The 273-page manual, available for purchase online, is the first of its kind in the U.S. While some parts of the book are specific to California (which grows nearly all of the olives for domestically produced olive oil), most of the material would be useful to producers in other states, Wang noted.

“Through our conversations with growers, it became clear to us that a manual like this – not a scientific publication but a manual that is easy to follow, written in language that is accessible, and with pictures and illustrations – would be really helpful to the growers,” she said.

Growth of California olive oil industry necessitated creation of manual

Aside from a book focused predominantly on table olives and another on organic olive production (by UCCE farm advisor emeritus Paul Vossen), there was no one-stop, comprehensive resource on the bookshelf for oil olive growers. The need for such a manual had become more acute as oil olives replaced table olives in California orchards during the last 20 years.

Whereas harvesting by hand was historically cost-prohibitive, the introduction of super-high-density planting systems in 1999 made oil olive production more economically feasible. Mechanical pruning and harvesting of new cultivars (Arbequina, Arbosana and Koroneiki) – specifically bred for these densely planted orchards – led to the rapid expansion of oil olives in the state. According to a U.S. Department of Agriculture report, California olive oil production jumped from 2 million pounds in 2006 to an average of 21 million pounds in 2021–23. 
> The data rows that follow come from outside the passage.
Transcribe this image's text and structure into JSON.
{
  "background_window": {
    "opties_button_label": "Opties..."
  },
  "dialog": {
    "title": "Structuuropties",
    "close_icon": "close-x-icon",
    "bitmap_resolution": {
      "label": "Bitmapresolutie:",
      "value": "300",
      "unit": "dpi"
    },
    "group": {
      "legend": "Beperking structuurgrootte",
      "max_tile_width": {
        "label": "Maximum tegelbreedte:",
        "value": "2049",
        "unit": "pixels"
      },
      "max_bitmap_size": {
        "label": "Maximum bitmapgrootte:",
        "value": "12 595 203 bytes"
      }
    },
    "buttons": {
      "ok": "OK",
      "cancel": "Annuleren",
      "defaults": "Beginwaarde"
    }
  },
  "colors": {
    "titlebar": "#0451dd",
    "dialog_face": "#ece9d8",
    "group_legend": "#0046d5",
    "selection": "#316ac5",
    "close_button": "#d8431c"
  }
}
With about 37,000 acres of oil olives planted across California, the Olive Oil Commission of California saw the need to support the production of this manual. Championed by Dan Flynn, founder and executive director emeritus of the UC Davis Olive Center, Wang and co-editor Louise Ferguson outlined the contents of the book. They then sought out a mix of growers and industry professionals and UCCE advisors and specialists to write its chapters.

“Most of the information is data-based, from people who are working with the olives,” said Ferguson, a UC Cooperative Extension pomologist at UC Davis. “This is the first data-based olive oil production manual we've had.”

Manual infused with firsthand insights, practical recommendations

Hard-earned experience taught growers a valuable lesson that is conveyed in the book – the need to hand-prune. While mechanical pruning helps control the size of the trees, some hand-pruning is still required to allow light to filter to the leaves. Failing to do so leads to a dramatic decrease in yield.

“That happened in many of the orchards that were inexperienced in these new cultivars and new super-high-density planting systems,” Ferguson said.

She added that other key topics in the manual include irrigation management in a water-constrained state, nitrogen management, harvest timing and orchard site selection. Choosing a good spot for planting is crucial in this era of extreme climate volatility, Ferguson noted, as olive trees are significantly affected by temperature shocks in spring (fruit set) and fall (harvest).

For Wang, another overarching theme in the manual is the importance of testing. Testing the soil, water and leaves provides critical data that growers can use to adjust their inputs and production practices for optimal profitability.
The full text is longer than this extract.